If you can log in, please do so, click “Need Help?” near the bottom of the web page, and note down the one-off passcode that you will be given. If you cannot log in, please explain why not when the customer service representative asks for the passcode.
If you can still log in, you can use the Secure Messaging Centre to contact us instead of telephoning. However, if you urgently require a password reset that you can’t do for yourself, please call us for the fastest possible action. You can also use the Secure Messaging Centre to address the consequences of intrusion into your account such as payments you did not authorise, or to obtain customer service for other issues.
When you request a password reset, we must ensure that it is you who is changing the password on your account. We do that by asking you certain questions whose answers only you are likely to know. If you change your password online through our Help pages, the questions will be the ones you selected and answered when setting up your account. Those questions can be seen from your account profile, and you can choose new ones if you wish.
Losses due to unauthorised usage
Losses are best prevented, which you can do by keeping your account secure and acting immediately if a security problem occurs. In many situations, you rather than PayPal are in the best position to prevent loss.
PayPal will not hold you responsible for any unauthorised use of your account by a third person, provided that we are satisfied that you have taken reasonable care to protect the security your account.. and you have informed us of the unauthorised use in a timely manner.
More security information
The PayPal Security Centre has more information on security and our policies relating to it.
3D Secure: A process prescribed by card associations (such as Visa and MasterCard) to enable a card issuer to confirm the identity of a person using a card issued by that issuer. 3D Secure uses a password recognised by the issuer (not PayPal) to confirm that the person entering the password is the card holder known to the issuer. 3D Secure is a generic term; Verified by Visa and MasterCard SecureCode are trade names for 3D Secure.
Login credentials: The data that you use to log in, such as your email address and password, or (on a mobile phone) your phone number and PIN. Your email address and phone number may be known in other contexts besides login, but your password and PIN must be secret to protect your account from unauthorised access.
Secure Messaging Centre: A means for you and PayPal to communicate with each other in a manner similar to email, but with greater confidentiality and security. You must log in to PayPal to use the Secure Messaging Centre.

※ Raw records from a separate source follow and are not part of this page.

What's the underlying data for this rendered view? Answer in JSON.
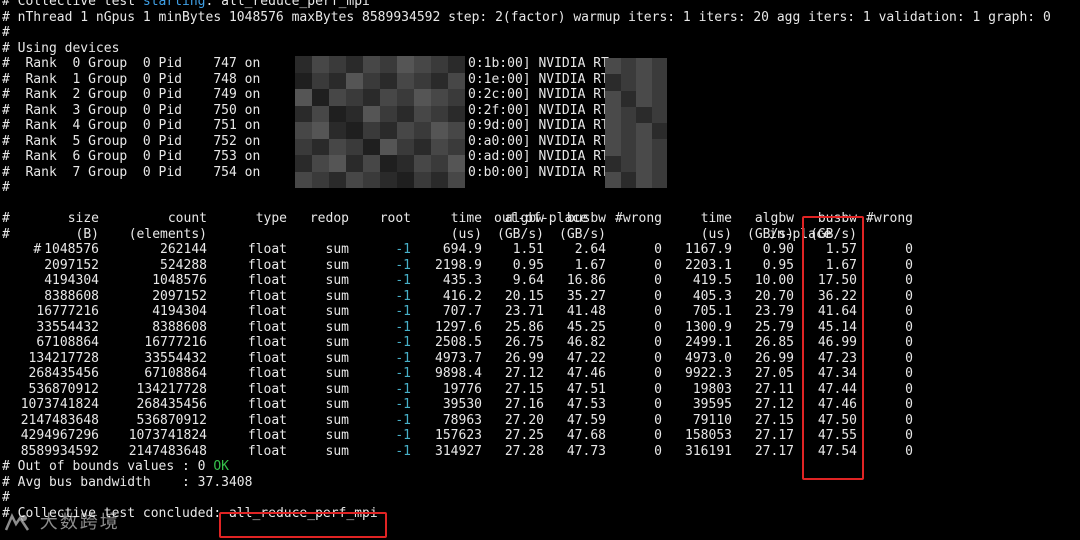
{
  "header": {
    "line1_prefix": "# Collective test ",
    "line1_starting": "starting",
    "line1_suffix": ": all_reduce_perf_mpi",
    "line2": "# nThread 1 nGpus 1 minBytes 1048576 maxBytes 8589934592 step: 2(factor) warmup iters: 1 iters: 20 agg iters: 1 validation: 1 graph: 0",
    "blank": "#",
    "using_devices": "# Using devices"
  },
  "devices": [
    {
      "prefix": "#  Rank  0 Group  0 Pid    747 on",
      "pci": "0:1b:00] NVIDIA RT"
    },
    {
      "prefix": "#  Rank  1 Group  0 Pid    748 on",
      "pci": "0:1e:00] NVIDIA RT"
    },
    {
      "prefix": "#  Rank  2 Group  0 Pid    749 on",
      "pci": "0:2c:00] NVIDIA RT"
    },
    {
      "prefix": "#  Rank  3 Group  0 Pid    750 on",
      "pci": "0:2f:00] NVIDIA RT"
    },
    {
      "prefix": "#  Rank  4 Group  0 Pid    751 on",
      "pci": "0:9d:00] NVIDIA RT"
    },
    {
      "prefix": "#  Rank  5 Group  0 Pid    752 on",
      "pci": "0:a0:00] NVIDIA RT"
    },
    {
      "prefix": "#  Rank  6 Group  0 Pid    753 on",
      "pci": "0:ad:00] NVIDIA RT"
    },
    {
      "prefix": "#  Rank  7 Group  0 Pid    754 on",
      "pci": "0:b0:00] NVIDIA RT"
    }
  ],
  "table_header": {
    "group_out": "out-of-place",
    "group_in": "in-place",
    "h1": [
      "size",
      "count",
      "type",
      "redop",
      "root",
      "time",
      "algbw",
      "busbw",
      "#wrong",
      "time",
      "algbw",
      "busbw",
      "#wrong"
    ],
    "h2": [
      "(B)",
      "(elements)",
      "",
      "",
      "",
      "(us)",
      "(GB/s)",
      "(GB/s)",
      "",
      "(us)",
      "(GB/s)",
      "(GB/s)",
      ""
    ]
  },
  "rows": [
    [
      "1048576",
      "262144",
      "float",
      "sum",
      "-1",
      "694.9",
      "1.51",
      "2.64",
      "0",
      "1167.9",
      "0.90",
      "1.57",
      "0"
    ],
    [
      "2097152",
      "524288",
      "float",
      "sum",
      "-1",
      "2198.9",
      "0.95",
      "1.67",
      "0",
      "2203.1",
      "0.95",
      "1.67",
      "0"
    ],
    [
      "4194304",
      "1048576",
      "float",
      "sum",
      "-1",
      "435.3",
      "9.64",
      "16.86",
      "0",
      "419.5",
      "10.00",
      "17.50",
      "0"
    ],
    [
      "8388608",
      "2097152",
      "float",
      "sum",
      "-1",
      "416.2",
      "20.15",
      "35.27",
      "0",
      "405.3",
      "20.70",
      "36.22",
      "0"
    ],
    [
      "16777216",
      "4194304",
      "float",
      "sum",
      "-1",
      "707.7",
      "23.71",
      "41.48",
      "0",
      "705.1",
      "23.79",
      "41.64",
      "0"
    ],
    [
      "33554432",
      "8388608",
      "float",
      "sum",
      "-1",
      "1297.6",
      "25.86",
      "45.25",
      "0",
      "1300.9",
      "25.79",
      "45.14",
      "0"
    ],
    [
      "67108864",
      "16777216",
      "float",
      "sum",
      "-1",
      "2508.5",
      "26.75",
      "46.82",
      "0",
      "2499.1",
      "26.85",
      "46.99",
      "0"
    ],
    [
      "134217728",
      "33554432",
      "float",
      "sum",
      "-1",
      "4973.7",
      "26.99",
      "47.22",
      "0",
      "4973.0",
      "26.99",
      "47.23",
      "0"
    ],
    [
      "268435456",
      "67108864",
      "float",
      "sum",
      "-1",
      "9898.4",
      "27.12",
      "47.46",
      "0",
      "9922.3",
      "27.05",
      "47.34",
      "0"
    ],
    [
      "536870912",
      "134217728",
      "float",
      "sum",
      "-1",
      "19776",
      "27.15",
      "47.51",
      "0",
      "19803",
      "27.11",
      "47.44",
      "0"
    ],
    [
      "1073741824",
      "268435456",
      "float",
      "sum",
      "-1",
      "39530",
      "27.16",
      "47.53",
      "0",
      "39595",
      "27.12",
      "47.46",
      "0"
    ],
    [
      "2147483648",
      "536870912",
      "float",
      "sum",
      "-1",
      "78963",
      "27.20",
      "47.59",
      "0",
      "79110",
      "27.15",
      "47.50",
      "0"
    ],
    [
      "4294967296",
      "1073741824",
      "float",
      "sum",
      "-1",
      "157623",
      "27.25",
      "47.68",
      "0",
      "158053",
      "27.17",
      "47.55",
      "0"
    ],
    [
      "8589934592",
      "2147483648",
      "float",
      "sum",
      "-1",
      "314927",
      "27.28",
      "47.73",
      "0",
      "316191",
      "27.17",
      "47.54",
      "0"
    ]
  ],
  "footer": {
    "out_of_bounds_prefix": "# Out of bounds values : 0 ",
    "out_of_bounds_ok": "OK",
    "avg_bus": "# Avg bus bandwidth    : 37.3408",
    "blank": "#",
    "concluded_prefix": "# Collective test concluded: ",
    "concluded_value": "all_reduce_perf_mpi"
  },
  "watermark": {
    "text": "大数跨境"
  },
  "colors": {
    "background": "#000000",
    "foreground": "#e8e8e8",
    "keyword_blue": "#3fa0e6",
    "root_cyan": "#47b0c8",
    "ok_green": "#35c04a",
    "highlight_red": "#e02424"
  }
}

We: PayPal (Europe) S.à r.l. et Cie, S.C.A., the provider of the Service, as explained in “Who provides the Service?” above.
You: The rightful holder of a PayPal account set up in your real name.
For more information, you can:
Finally, just so you know:
- Our guidelines for your “Secure Use of Our Service” are what we reasonably believe to be best practice but are not exhaustive and do not constitute advice of any kind. Prevalent technologies, associated risks and your specific circumstances constantly change, so we provide those guidelines with no warranties, representations and guarantees (to the extent allowed by applicable law and subject to the PayPal User Agreement). Always do your own research on top and seek individual professional advice if you want to ensure that what you do is right for your specific circumstances.
- The above information does not constitute an endorsement or recommendation of any third party products or third party services of any kind.
- Where we link to other websites, we can't be responsible for their content.